Le village de la soie


On sort une seconde fois de la ville pour visiter le village de la soie. À l’arrivée, on nous invite à rejoindre un groupe pour un petit tour guidé.

Les vers à soie

L’œuf éclot après 10-12 jours. Le ver mue quatre fois en 6-8 jours avant de tisser son cocon avec un seul fil continu. 10-12 jours plus tard, il coupe le cocon pour sortir et devient un papillon (ressemblant à un papillon de nuit).

On voit l’élevage : les vers sont triés par taille, tous en train de dévorer des feuilles de mûrier. Puis les cocons, vides et pleins, et quelques papillons qui n’ont pas survécu. Ils tissent dans des grilles de branches posées sur l’élevage au bon moment. C’est marrant: certains cocons sont jaunâtres, d’autres blancs.


Le filage

Les cocons sont plongés dans l’eau bouillante avant que le papillon n’éclose. Une fois le papillon sorti, le cocon est inutilisable car le fil est coupé. L’eau bouillante tue le ver et ramollit la soie pour dérouler le fil sans le casser.

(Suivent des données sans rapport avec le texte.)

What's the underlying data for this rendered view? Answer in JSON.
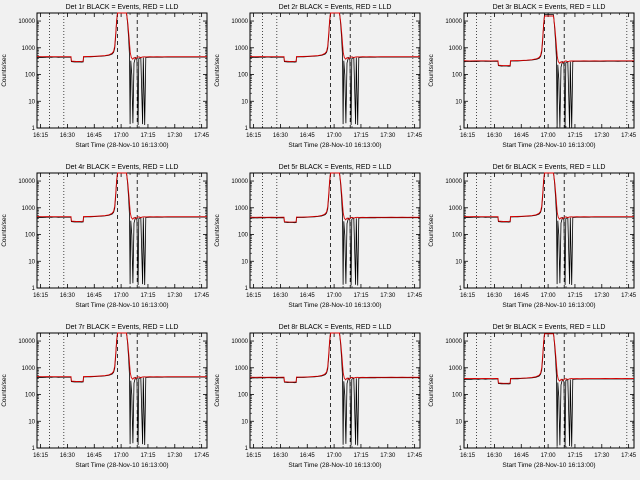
{
  "window": {
    "background": "#f1f1f1",
    "description": "3x3 grid of detector count-rate quicklook plots"
  },
  "chart_data": {
    "type": "line",
    "layout": "3x3-grid",
    "ylog": true,
    "grid": false,
    "ylabel": "Counts/sec",
    "xlabel": "Start Time (28-Nov-10 16:13:00)",
    "x_ticks": [
      "16:15",
      "16:30",
      "16:45",
      "17:00",
      "17:15",
      "17:30",
      "17:45"
    ],
    "x_tick_minutes": [
      2,
      17,
      32,
      47,
      62,
      77,
      92
    ],
    "xlim_minutes": [
      0,
      95
    ],
    "y_tick_labels": [
      "1",
      "10",
      "100",
      "1000",
      "10000"
    ],
    "y_tick_values": [
      1,
      10,
      100,
      1000,
      10000
    ],
    "ylim": [
      1,
      20000
    ],
    "legend": {
      "black": "Events",
      "red": "LLD"
    },
    "vlines": {
      "dotted_minutes": [
        7,
        15,
        91
      ],
      "dashed_minutes": [
        45,
        56
      ]
    },
    "colors": {
      "events": "#000000",
      "lld": "#d40000",
      "axis": "#000000"
    },
    "panels": [
      {
        "title": "Det 1r BLACK = Events, RED = LLD",
        "scale": 1.0
      },
      {
        "title": "Det 2r BLACK = Events, RED = LLD",
        "scale": 1.0
      },
      {
        "title": "Det 3r BLACK = Events, RED = LLD",
        "scale": 0.7
      },
      {
        "title": "Det 4r BLACK = Events, RED = LLD",
        "scale": 1.0
      },
      {
        "title": "Det 5r BLACK = Events, RED = LLD",
        "scale": 0.95
      },
      {
        "title": "Det 6r BLACK = Events, RED = LLD",
        "scale": 1.0
      },
      {
        "title": "Det 7r BLACK = Events, RED = LLD",
        "scale": 1.0
      },
      {
        "title": "Det 8r BLACK = Events, RED = LLD",
        "scale": 0.95
      },
      {
        "title": "Det 9r BLACK = Events, RED = LLD",
        "scale": 0.85
      }
    ],
    "series": [
      {
        "name": "Events",
        "color_key": "events",
        "points": [
          [
            0,
            430
          ],
          [
            2,
            442
          ],
          [
            4,
            435
          ],
          [
            6,
            448
          ],
          [
            8,
            438
          ],
          [
            10,
            452
          ],
          [
            12,
            442
          ],
          [
            14,
            450
          ],
          [
            16,
            444
          ],
          [
            18,
            446
          ],
          [
            19,
            447
          ],
          [
            19.2,
            305
          ],
          [
            21,
            295
          ],
          [
            23,
            300
          ],
          [
            25,
            292
          ],
          [
            25.8,
            296
          ],
          [
            26,
            452
          ],
          [
            28,
            460
          ],
          [
            30,
            456
          ],
          [
            32,
            468
          ],
          [
            34,
            476
          ],
          [
            36,
            486
          ],
          [
            38,
            498
          ],
          [
            40,
            520
          ],
          [
            41,
            545
          ],
          [
            42,
            580
          ],
          [
            42.8,
            680
          ],
          [
            43.4,
            950
          ],
          [
            44,
            2600
          ],
          [
            44.5,
            9500
          ],
          [
            45,
            25000
          ],
          [
            50,
            25000
          ],
          [
            50.6,
            9000
          ],
          [
            51.2,
            2400
          ],
          [
            51.7,
            520
          ],
          [
            52,
            1.4
          ],
          [
            52.4,
            330
          ],
          [
            53,
            95
          ],
          [
            53.6,
            1.5
          ],
          [
            54.2,
            270
          ],
          [
            55,
            430
          ],
          [
            55.8,
            365
          ],
          [
            56.5,
            1.3
          ],
          [
            56.9,
            395
          ],
          [
            58,
            436
          ],
          [
            59,
            1.4
          ],
          [
            59.4,
            428
          ],
          [
            60.2,
            1.3
          ],
          [
            60.8,
            433
          ],
          [
            62,
            441
          ],
          [
            64,
            448
          ],
          [
            66,
            444
          ],
          [
            68,
            450
          ],
          [
            70,
            446
          ],
          [
            72,
            451
          ],
          [
            74,
            447
          ],
          [
            76,
            450
          ],
          [
            78,
            448
          ],
          [
            80,
            451
          ],
          [
            82,
            449
          ],
          [
            84,
            450
          ],
          [
            86,
            447
          ],
          [
            88,
            450
          ],
          [
            90,
            449
          ],
          [
            92,
            450
          ],
          [
            94,
            449
          ],
          [
            95,
            450
          ]
        ]
      },
      {
        "name": "LLD",
        "color_key": "lld",
        "points": [
          [
            0,
            468
          ],
          [
            3,
            463
          ],
          [
            6,
            467
          ],
          [
            9,
            464
          ],
          [
            12,
            466
          ],
          [
            15,
            463
          ],
          [
            18,
            466
          ],
          [
            19,
            466
          ],
          [
            19.2,
            318
          ],
          [
            22,
            308
          ],
          [
            25,
            312
          ],
          [
            25.8,
            316
          ],
          [
            26,
            470
          ],
          [
            29,
            474
          ],
          [
            32,
            480
          ],
          [
            35,
            492
          ],
          [
            38,
            512
          ],
          [
            40,
            542
          ],
          [
            41,
            575
          ],
          [
            42,
            625
          ],
          [
            42.8,
            740
          ],
          [
            43.4,
            1150
          ],
          [
            44,
            3300
          ],
          [
            44.5,
            10500
          ],
          [
            45,
            22000
          ],
          [
            50,
            22000
          ],
          [
            50.8,
            7800
          ],
          [
            51.5,
            2100
          ],
          [
            52.1,
            680
          ],
          [
            52.7,
            430
          ],
          [
            53.5,
            375
          ],
          [
            54.3,
            435
          ],
          [
            55.2,
            392
          ],
          [
            56,
            442
          ],
          [
            57,
            460
          ],
          [
            58,
            428
          ],
          [
            59,
            455
          ],
          [
            60,
            462
          ],
          [
            61,
            458
          ],
          [
            63,
            463
          ],
          [
            65,
            460
          ],
          [
            67,
            464
          ],
          [
            70,
            462
          ],
          [
            73,
            465
          ],
          [
            76,
            463
          ],
          [
            79,
            466
          ],
          [
            82,
            464
          ],
          [
            85,
            466
          ],
          [
            88,
            464
          ],
          [
            91,
            466
          ],
          [
            93,
            465
          ],
          [
            95,
            466
          ]
        ]
      }
    ]
  }
}
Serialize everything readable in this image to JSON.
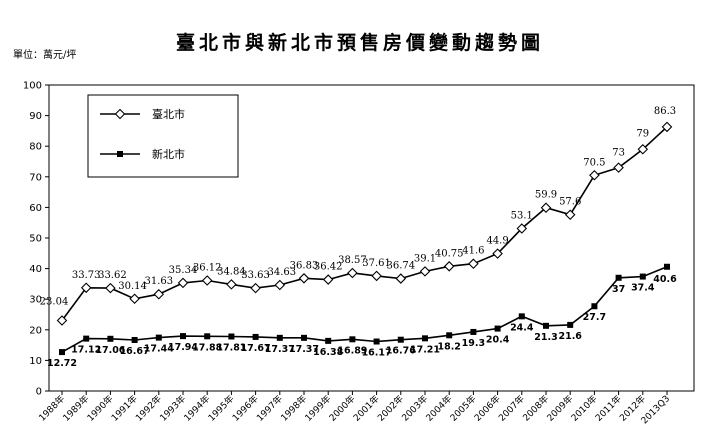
{
  "chart_data": {
    "type": "line",
    "title": "臺北市與新北市預售房價變動趨勢圖",
    "unit_label": "單位：萬元/坪",
    "ylim": [
      0,
      100
    ],
    "y_ticks": [
      "0",
      "10",
      "20",
      "30",
      "40",
      "50",
      "60",
      "70",
      "80",
      "90",
      "100"
    ],
    "categories": [
      "1988年",
      "1989年",
      "1990年",
      "1991年",
      "1992年",
      "1993年",
      "1994年",
      "1995年",
      "1996年",
      "1997年",
      "1998年",
      "1999年",
      "2000年",
      "2001年",
      "2002年",
      "2003年",
      "2004年",
      "2005年",
      "2006年",
      "2007年",
      "2008年",
      "2009年",
      "2010年",
      "2011年",
      "2012年",
      "2013Q3"
    ],
    "legend_position": "top-left",
    "grid": false,
    "series": [
      {
        "name": "臺北市",
        "marker": "diamond",
        "values": [
          23.04,
          33.73,
          33.62,
          30.14,
          31.63,
          35.34,
          36.12,
          34.84,
          33.63,
          34.63,
          36.83,
          36.42,
          38.57,
          37.61,
          36.74,
          39.1,
          40.75,
          41.6,
          44.9,
          53.1,
          59.9,
          57.6,
          70.5,
          73,
          79,
          86.3
        ],
        "labels": [
          "23.04",
          "33.73",
          "33.62",
          "30.14",
          "31.63",
          "35.34",
          "36.12",
          "34.84",
          "33.63",
          "34.63",
          "36.83",
          "36.42",
          "38.57",
          "37.61",
          "36.74",
          "39.1",
          "40.75",
          "41.6",
          "44.9",
          "53.1",
          "59.9",
          "57.6",
          "70.5",
          "73",
          "79",
          "86.3"
        ]
      },
      {
        "name": "新北市",
        "marker": "square",
        "values": [
          12.72,
          17.12,
          17.06,
          16.67,
          17.44,
          17.94,
          17.88,
          17.81,
          17.67,
          17.37,
          17.37,
          16.38,
          16.89,
          16.17,
          16.76,
          17.21,
          18.2,
          19.3,
          20.4,
          24.4,
          21.3,
          21.6,
          27.7,
          37,
          37.4,
          40.6
        ],
        "labels": [
          "12.72",
          "17.12",
          "17.06",
          "16.67",
          "17.44",
          "17.94",
          "17.88",
          "17.81",
          "17.67",
          "17.37",
          "17.37",
          "16.38",
          "16.89",
          "16.17",
          "16.76",
          "17.21",
          "18.2",
          "19.3",
          "20.4",
          "24.4",
          "21.3",
          "21.6",
          "27.7",
          "37",
          "37.4",
          "40.6"
        ]
      }
    ]
  }
}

Avec des baguettes, une personne relie le début du fil à la machine. Ils combinent une quinzaine de fils pour faire un fil à tisser (selon l’épaisseur voulue). On voit les cocons se dérouler dans l’eau pendant que la fileuse fabrique le fil. Une personne actionne la machine, une autre enlève les cocons vides et en rajoute.


Le tissage

Après teinture, on passe aux métiers à tisser. Ils ont de très larges, actionnés par une pédale pour faire passer le fil d’un côté à l’autre. D’autres dames travaillent sur de petits métiers pour faire de longues et étroites « écharpes » (en vietnamien, ce sont des khăn quàng cổ ou khăn lụa – des écharpes fines décoratives pour les áo dài traditionnels).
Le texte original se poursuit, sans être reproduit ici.